Fiche 9 · Distinguer faits, inquiétudes et interprétations
Quand l’information est partielle, le cerveau comble les vides. C’est normal. Le problème, c’est quand on présente une interprétation comme un fait : la discussion explose. Cette fiche propose un tri très simple, mais très efficace.
Repère : plus le tri est clair, plus vous devenez crédible et audible.
Le tri en 3 catégories
- Faits : observables, datés, vérifiables. Exemple : « Visite annulée le 12 octobre. »
- Inquiétudes : ce que vous craignez, et pourquoi. Exemple : « J’ai peur que le lien s’effrite. »
- Interprétations : votre lecture possible. Exemple : « On veut nous écarter. »
Astuce : une inquiétude peut être légitime même si l’interprétation est incertaine.
Exemple concret (très court)
- Fait : « Depuis 6 semaines, les appels sont rares et imprévisibles. »
- Inquiétude : « J’ai peur que la personne se sente seule et que le lien se fragilise. »
- Interprétation : « Peut-être que quelqu’un filtre l’accès. »
Ensuite : on formule une demande sur le factuel (ex. une modalité minimale), pas une accusation sur l’interprétation.
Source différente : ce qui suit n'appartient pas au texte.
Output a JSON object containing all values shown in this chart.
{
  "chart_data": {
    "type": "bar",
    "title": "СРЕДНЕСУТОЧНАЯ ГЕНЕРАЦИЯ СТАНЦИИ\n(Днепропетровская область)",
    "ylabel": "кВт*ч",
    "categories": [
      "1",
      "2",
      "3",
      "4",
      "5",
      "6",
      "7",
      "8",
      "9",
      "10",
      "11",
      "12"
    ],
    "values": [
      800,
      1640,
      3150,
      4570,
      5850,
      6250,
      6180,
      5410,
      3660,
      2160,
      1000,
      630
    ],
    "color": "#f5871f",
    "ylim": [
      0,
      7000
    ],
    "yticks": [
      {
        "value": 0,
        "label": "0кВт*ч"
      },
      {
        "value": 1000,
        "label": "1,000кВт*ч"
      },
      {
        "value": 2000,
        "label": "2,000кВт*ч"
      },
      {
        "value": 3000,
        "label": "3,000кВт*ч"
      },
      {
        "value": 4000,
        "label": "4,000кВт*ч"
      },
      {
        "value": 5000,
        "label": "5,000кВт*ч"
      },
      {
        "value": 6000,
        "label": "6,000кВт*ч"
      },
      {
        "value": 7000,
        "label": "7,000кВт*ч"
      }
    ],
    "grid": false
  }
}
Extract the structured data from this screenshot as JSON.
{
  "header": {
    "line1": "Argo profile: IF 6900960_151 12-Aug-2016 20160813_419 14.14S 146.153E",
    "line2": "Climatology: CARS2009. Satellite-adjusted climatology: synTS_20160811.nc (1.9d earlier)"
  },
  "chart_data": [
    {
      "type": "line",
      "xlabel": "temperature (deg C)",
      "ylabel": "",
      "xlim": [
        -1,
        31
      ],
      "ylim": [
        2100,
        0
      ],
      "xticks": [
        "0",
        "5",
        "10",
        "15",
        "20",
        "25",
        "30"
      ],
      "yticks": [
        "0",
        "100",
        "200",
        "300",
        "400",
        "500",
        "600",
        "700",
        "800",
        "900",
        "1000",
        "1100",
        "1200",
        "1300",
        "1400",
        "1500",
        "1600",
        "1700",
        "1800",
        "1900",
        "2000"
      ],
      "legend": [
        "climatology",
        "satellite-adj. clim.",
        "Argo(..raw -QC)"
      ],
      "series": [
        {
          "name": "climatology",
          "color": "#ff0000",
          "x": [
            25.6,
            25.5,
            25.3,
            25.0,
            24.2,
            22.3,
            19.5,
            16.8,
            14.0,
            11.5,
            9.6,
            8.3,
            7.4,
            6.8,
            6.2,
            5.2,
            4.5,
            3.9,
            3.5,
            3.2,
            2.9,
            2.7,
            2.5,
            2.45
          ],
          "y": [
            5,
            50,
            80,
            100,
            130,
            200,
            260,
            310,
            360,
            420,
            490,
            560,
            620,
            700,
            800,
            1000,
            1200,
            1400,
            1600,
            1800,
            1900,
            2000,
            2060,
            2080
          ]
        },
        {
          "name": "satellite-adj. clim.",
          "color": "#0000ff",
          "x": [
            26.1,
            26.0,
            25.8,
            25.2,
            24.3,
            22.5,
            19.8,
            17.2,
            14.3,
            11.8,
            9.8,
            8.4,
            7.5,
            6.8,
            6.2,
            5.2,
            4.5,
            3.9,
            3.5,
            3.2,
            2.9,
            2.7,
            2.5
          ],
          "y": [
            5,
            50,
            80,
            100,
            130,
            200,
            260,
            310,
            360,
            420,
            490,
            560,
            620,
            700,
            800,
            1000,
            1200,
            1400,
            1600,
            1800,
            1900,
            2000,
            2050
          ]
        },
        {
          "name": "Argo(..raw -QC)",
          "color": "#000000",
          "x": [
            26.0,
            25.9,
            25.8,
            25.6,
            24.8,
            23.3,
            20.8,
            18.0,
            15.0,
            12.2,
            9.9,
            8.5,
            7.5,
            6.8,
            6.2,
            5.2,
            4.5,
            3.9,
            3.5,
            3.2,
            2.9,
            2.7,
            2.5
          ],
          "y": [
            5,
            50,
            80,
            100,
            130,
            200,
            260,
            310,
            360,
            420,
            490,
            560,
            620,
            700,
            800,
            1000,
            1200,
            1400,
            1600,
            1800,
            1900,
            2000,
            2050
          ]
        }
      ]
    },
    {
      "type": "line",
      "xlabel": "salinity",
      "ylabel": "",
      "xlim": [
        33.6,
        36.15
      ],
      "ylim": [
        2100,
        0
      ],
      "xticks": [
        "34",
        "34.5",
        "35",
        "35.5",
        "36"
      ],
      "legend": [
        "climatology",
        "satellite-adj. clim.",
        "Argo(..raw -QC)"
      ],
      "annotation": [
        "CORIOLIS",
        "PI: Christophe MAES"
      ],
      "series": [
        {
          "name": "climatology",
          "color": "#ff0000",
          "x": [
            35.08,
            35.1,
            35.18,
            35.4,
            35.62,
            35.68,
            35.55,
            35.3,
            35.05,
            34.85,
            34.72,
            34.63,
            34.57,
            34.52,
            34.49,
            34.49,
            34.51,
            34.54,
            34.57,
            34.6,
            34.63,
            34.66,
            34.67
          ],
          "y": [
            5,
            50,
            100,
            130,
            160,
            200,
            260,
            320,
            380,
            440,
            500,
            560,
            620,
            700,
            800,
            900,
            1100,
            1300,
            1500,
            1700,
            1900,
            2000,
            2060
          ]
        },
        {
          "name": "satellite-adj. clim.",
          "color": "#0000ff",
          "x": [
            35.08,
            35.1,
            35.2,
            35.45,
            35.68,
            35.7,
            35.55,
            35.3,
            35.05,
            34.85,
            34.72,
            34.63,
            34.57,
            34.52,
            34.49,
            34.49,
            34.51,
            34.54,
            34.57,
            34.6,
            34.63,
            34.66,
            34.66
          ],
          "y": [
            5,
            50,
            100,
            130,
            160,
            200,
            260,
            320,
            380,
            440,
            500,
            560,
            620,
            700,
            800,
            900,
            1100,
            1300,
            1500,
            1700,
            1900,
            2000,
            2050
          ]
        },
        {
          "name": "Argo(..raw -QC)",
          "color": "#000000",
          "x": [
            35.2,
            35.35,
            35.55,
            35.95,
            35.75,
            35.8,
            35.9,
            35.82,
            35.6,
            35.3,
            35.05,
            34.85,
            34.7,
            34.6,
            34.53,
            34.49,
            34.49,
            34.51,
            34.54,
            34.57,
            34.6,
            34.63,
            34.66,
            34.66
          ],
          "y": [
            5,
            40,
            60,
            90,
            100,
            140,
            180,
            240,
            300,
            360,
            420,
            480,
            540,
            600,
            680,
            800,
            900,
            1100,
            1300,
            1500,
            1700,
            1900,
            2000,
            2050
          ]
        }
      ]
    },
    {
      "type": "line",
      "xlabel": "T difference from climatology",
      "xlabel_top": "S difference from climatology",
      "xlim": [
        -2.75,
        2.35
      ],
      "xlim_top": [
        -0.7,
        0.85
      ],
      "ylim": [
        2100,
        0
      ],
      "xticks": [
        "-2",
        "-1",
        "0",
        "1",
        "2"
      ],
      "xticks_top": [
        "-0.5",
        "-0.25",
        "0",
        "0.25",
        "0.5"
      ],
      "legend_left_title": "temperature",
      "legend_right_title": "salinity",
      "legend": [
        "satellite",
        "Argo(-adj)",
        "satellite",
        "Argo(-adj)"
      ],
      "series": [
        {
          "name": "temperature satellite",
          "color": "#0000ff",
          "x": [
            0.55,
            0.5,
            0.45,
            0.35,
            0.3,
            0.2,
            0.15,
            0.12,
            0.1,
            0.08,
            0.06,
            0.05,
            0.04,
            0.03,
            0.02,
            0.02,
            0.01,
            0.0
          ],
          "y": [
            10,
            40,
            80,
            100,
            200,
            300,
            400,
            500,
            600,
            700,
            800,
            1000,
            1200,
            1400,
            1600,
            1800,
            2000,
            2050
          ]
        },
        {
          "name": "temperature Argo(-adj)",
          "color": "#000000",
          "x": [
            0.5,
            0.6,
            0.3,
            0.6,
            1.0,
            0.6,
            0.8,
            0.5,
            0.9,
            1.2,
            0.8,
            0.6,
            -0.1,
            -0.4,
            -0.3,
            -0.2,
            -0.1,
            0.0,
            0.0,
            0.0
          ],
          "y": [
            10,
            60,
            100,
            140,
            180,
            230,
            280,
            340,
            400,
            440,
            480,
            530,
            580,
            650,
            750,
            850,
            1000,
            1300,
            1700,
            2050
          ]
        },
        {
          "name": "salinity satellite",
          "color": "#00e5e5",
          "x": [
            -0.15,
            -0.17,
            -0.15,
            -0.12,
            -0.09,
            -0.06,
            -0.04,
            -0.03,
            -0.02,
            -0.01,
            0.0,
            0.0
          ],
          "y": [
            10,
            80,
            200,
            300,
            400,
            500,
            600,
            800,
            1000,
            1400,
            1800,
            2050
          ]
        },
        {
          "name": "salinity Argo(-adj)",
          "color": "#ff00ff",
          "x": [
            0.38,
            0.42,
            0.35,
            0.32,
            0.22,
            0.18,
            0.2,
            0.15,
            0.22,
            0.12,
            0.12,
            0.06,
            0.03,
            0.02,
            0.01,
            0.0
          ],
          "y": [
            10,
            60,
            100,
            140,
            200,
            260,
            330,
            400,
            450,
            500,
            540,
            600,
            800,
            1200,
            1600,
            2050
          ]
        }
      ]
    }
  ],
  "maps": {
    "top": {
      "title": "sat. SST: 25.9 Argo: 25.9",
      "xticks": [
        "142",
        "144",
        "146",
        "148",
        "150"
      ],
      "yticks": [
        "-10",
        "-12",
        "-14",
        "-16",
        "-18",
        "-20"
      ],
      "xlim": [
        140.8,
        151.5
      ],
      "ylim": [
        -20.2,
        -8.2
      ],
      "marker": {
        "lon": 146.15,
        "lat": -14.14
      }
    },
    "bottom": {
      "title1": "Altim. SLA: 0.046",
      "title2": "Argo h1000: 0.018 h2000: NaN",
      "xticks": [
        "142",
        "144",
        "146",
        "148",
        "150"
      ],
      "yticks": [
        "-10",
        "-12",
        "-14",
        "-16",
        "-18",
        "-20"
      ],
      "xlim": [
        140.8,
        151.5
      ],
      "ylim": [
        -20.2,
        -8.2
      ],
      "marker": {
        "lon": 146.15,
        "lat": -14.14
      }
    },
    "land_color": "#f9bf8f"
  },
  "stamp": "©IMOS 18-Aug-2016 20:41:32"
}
Mini-outil à remplir (10 lignes)
- Faits (dates, événements) :
- Inquiétudes (ce que je crains, pourquoi) :
- Interprétations (hypothèses, lectures possibles) :
- Demande simple (modalité claire et révisable) :
Comment l’utiliser sans accuser
- Commencer par les faits et la demande.
- Nommer l’inquiétude sans dramatiser.
- Garder l’interprétation comme hypothèse, pas comme verdict.
Important
Cette fiche propose un outil de clarté pour réduire l’escalade et revenir à des demandes simples.